Ventromedial Hypothalamic Lesions Inhibit Corticosteroid Feedback Regulation of Basal ACTH during the Trough of the Circadian Rhythm

We have determined the effects of bilateral electrolytic lesions of the ventromedial hypothalamus (VMH) on activity in the hypothalamo-pituitary-adrenal (HPA) system. Acutely, during the first 5 days, lesions of the anterior-medial VMH caused loss of the diurnal rhythms in food intake and plasma corticosterone (B) levels. Plasma B concentrations were elevated during the time of the normal trough of the basal diurnal rhythm in HPA axis activity and the diurnal rhythm in food intake was abolished, in agreement with the results of others. Consistent with hyperactivity in the HPA axis, lesioned rats had increased adrenal weight, decreased thymus and body weights and decreased plasma transcortin concentrations. To determine how lesions of the VMH provoke these increases in activity of the HPA system, the sensitivity of ACTH in adrenalectomized, lesioned rats to replacement with exogenous B was determined under basal conditions during the trough (morning-AM) and peak (evening-PM) of the diurnal rhythm in HPA axis activity. ACTH in lesioned rats in the AM was insensitive to feedback over the very low range of plasma B of 1-4 micrograms/dl, whereas sham-lesioned controls exhibited the normal, high sensitivity of ACTH to B at this time of day. There was no difference between the sensitivity of ACTH to this low range of B in the PM in VMH- and sham-lesioned rats.
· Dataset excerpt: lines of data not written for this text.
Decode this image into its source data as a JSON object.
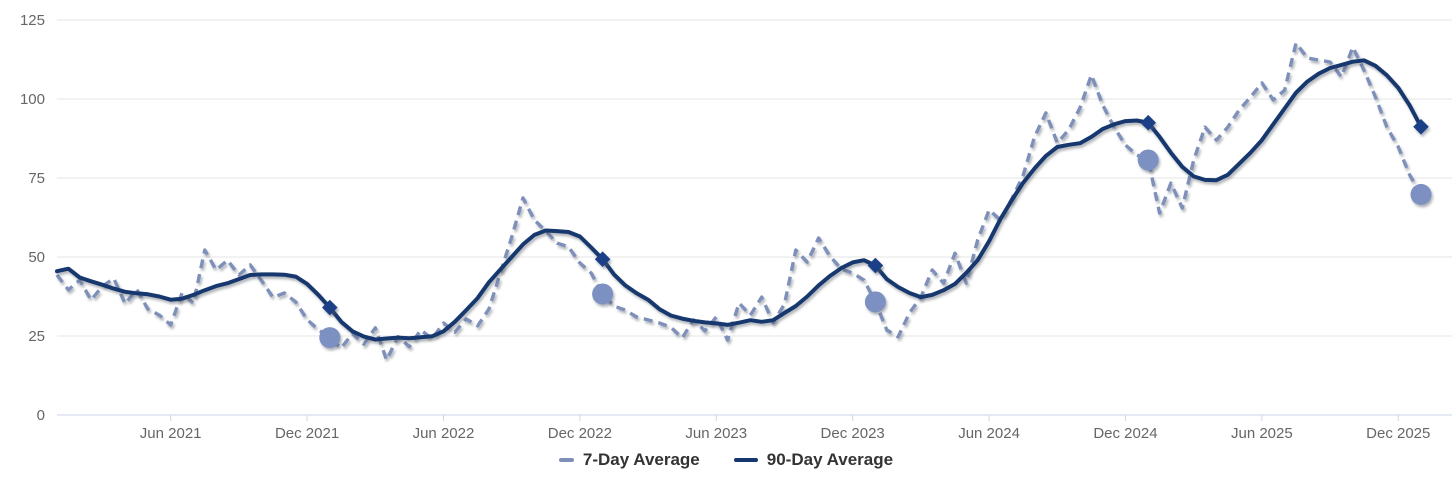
{
  "colors": {
    "background": "#ffffff",
    "gridline": "#e6e6e6",
    "axis_line": "#ccd6eb",
    "tick_label": "#666666",
    "legend_text": "#333333",
    "seven_day_line": "#7e90ba",
    "ninety_day_line": "#16376e",
    "circle_marker": "#7b90c1",
    "diamond_marker": "#1c4187"
  },
  "chart_data": {
    "type": "line",
    "title": "",
    "xlabel": "",
    "ylabel": "",
    "grid": "horizontal",
    "legend_position": "bottom-center",
    "x_axis": {
      "start": "Jan 2021",
      "end": "Jan 2026",
      "sample_interval_months": 0.5,
      "tick_labels": [
        "Jun 2021",
        "Dec 2021",
        "Jun 2022",
        "Dec 2022",
        "Jun 2023",
        "Dec 2023",
        "Jun 2024",
        "Dec 2024",
        "Jun 2025",
        "Dec 2025"
      ],
      "tick_month_offsets": [
        5,
        11,
        17,
        23,
        29,
        35,
        41,
        47,
        53,
        59
      ]
    },
    "y_axis": {
      "min": 0,
      "max": 125,
      "ticks": [
        0,
        25,
        50,
        75,
        100,
        125
      ]
    },
    "series": [
      {
        "name": "7-Day Average",
        "style": "dashed",
        "color": "#7e90ba",
        "marker_shape": "circle",
        "marker_color": "#7b90c1",
        "values": [
          44.3,
          39.6,
          42.7,
          36.4,
          40.8,
          43.2,
          35.2,
          39.8,
          33.5,
          31.6,
          28.5,
          38.6,
          35.4,
          52.2,
          45.9,
          49.0,
          44.3,
          47.5,
          42.5,
          37.2,
          38.6,
          35.8,
          30.2,
          27.0,
          24.5,
          21.2,
          25.8,
          22.4,
          27.6,
          17.4,
          24.8,
          21.6,
          26.9,
          24.1,
          29.1,
          26.2,
          30.4,
          28.2,
          33.5,
          44.9,
          56.3,
          68.7,
          61.7,
          58.2,
          54.4,
          53.2,
          48.1,
          44.9,
          38.3,
          34.5,
          33.2,
          31.0,
          30.1,
          29.1,
          27.8,
          24.4,
          30.1,
          26.6,
          31.0,
          23.7,
          35.4,
          31.6,
          37.3,
          29.2,
          35.1,
          52.2,
          48.4,
          56.0,
          50.3,
          46.2,
          44.9,
          42.7,
          35.8,
          26.9,
          24.7,
          32.3,
          37.3,
          45.9,
          41.7,
          51.2,
          41.7,
          55.4,
          64.9,
          61.7,
          68.4,
          75.9,
          88.0,
          95.6,
          86.1,
          90.2,
          97.2,
          107.6,
          98.1,
          91.1,
          85.4,
          82.3,
          80.7,
          63.9,
          73.4,
          65.5,
          80.7,
          91.1,
          87.0,
          91.1,
          96.5,
          100.6,
          105.1,
          99.7,
          102.8,
          117.7,
          113.0,
          112.3,
          111.7,
          107.0,
          116.4,
          109.0,
          100.6,
          91.1,
          84.8,
          76.0,
          69.8
        ]
      },
      {
        "name": "90-Day Average",
        "style": "solid",
        "color": "#16376e",
        "marker_shape": "diamond",
        "marker_color": "#1c4187",
        "values": [
          45.5,
          46.3,
          43.5,
          42.3,
          41.2,
          40.0,
          39.0,
          38.5,
          38.2,
          37.5,
          36.5,
          36.8,
          38.0,
          39.5,
          40.8,
          41.7,
          43.0,
          44.3,
          44.5,
          44.5,
          44.4,
          43.8,
          41.5,
          38.0,
          34.0,
          29.5,
          26.5,
          24.8,
          23.9,
          24.2,
          24.5,
          24.3,
          24.6,
          24.9,
          26.5,
          29.5,
          33.2,
          37.0,
          42.0,
          46.0,
          50.0,
          54.0,
          57.0,
          58.4,
          58.2,
          57.9,
          56.5,
          53.0,
          49.3,
          44.5,
          41.0,
          38.5,
          36.5,
          33.5,
          31.5,
          30.5,
          29.8,
          29.3,
          29.0,
          28.5,
          29.2,
          30.0,
          29.5,
          30.0,
          32.3,
          34.5,
          37.5,
          41.0,
          44.0,
          46.5,
          48.3,
          49.0,
          47.3,
          43.0,
          40.5,
          38.6,
          37.3,
          38.0,
          39.5,
          41.5,
          45.0,
          49.0,
          55.0,
          62.0,
          68.0,
          73.5,
          78.0,
          82.0,
          84.8,
          85.5,
          86.0,
          88.0,
          90.5,
          92.0,
          93.0,
          93.2,
          92.5,
          88.0,
          83.0,
          78.5,
          75.5,
          74.4,
          74.3,
          76.0,
          79.5,
          83.0,
          87.0,
          92.0,
          97.0,
          102.0,
          105.5,
          108.0,
          109.8,
          110.8,
          111.8,
          112.2,
          110.5,
          107.5,
          103.5,
          98.0,
          91.2
        ]
      }
    ],
    "year_end_markers": [
      {
        "label": "Dec 2021",
        "month_offset": 12,
        "seven_day": 24.5,
        "ninety_day": 34.0
      },
      {
        "label": "Dec 2022",
        "month_offset": 24,
        "seven_day": 38.3,
        "ninety_day": 49.3
      },
      {
        "label": "Dec 2023",
        "month_offset": 36,
        "seven_day": 35.8,
        "ninety_day": 47.3
      },
      {
        "label": "Dec 2024",
        "month_offset": 48,
        "seven_day": 80.7,
        "ninety_day": 92.5
      },
      {
        "label": "Dec 2025",
        "month_offset": 60,
        "seven_day": 69.8,
        "ninety_day": 91.2
      }
    ]
  }
}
Two to 5 weeks after VMH lesions, as found by others, mean daily plasma B levels did not differ from sham-lesioned controls; however, plasma B during the AM was still mildly elevated in these rats. Inhibition of plasma B in the PM by dexamethasone was less effective in lesioned rats. Although HPA system responses to hypoglycemia, corticotropin-releasing factor and ACTH were normal, the lesioned rats exhibited obesity, hyperinsulinemia, hyperglycemia, hypertension and tachycardia, all signs consistent with mild hyperactivity of the PHA axis. Occupancy of type I, high-affinity corticosteroid receptors is known to control basal activity of the HPA system during the trough of the diurnal rhythm and to interact with glucocorticoid receptors to affect basal activity during the peak of the diurnal rhythm and during AM stress. We conclude that VMH lesions disrupt transmission of inhibitory signals, mediated by occupancy of type I corticosteroid receptors, that are initiated by a B feed-back site.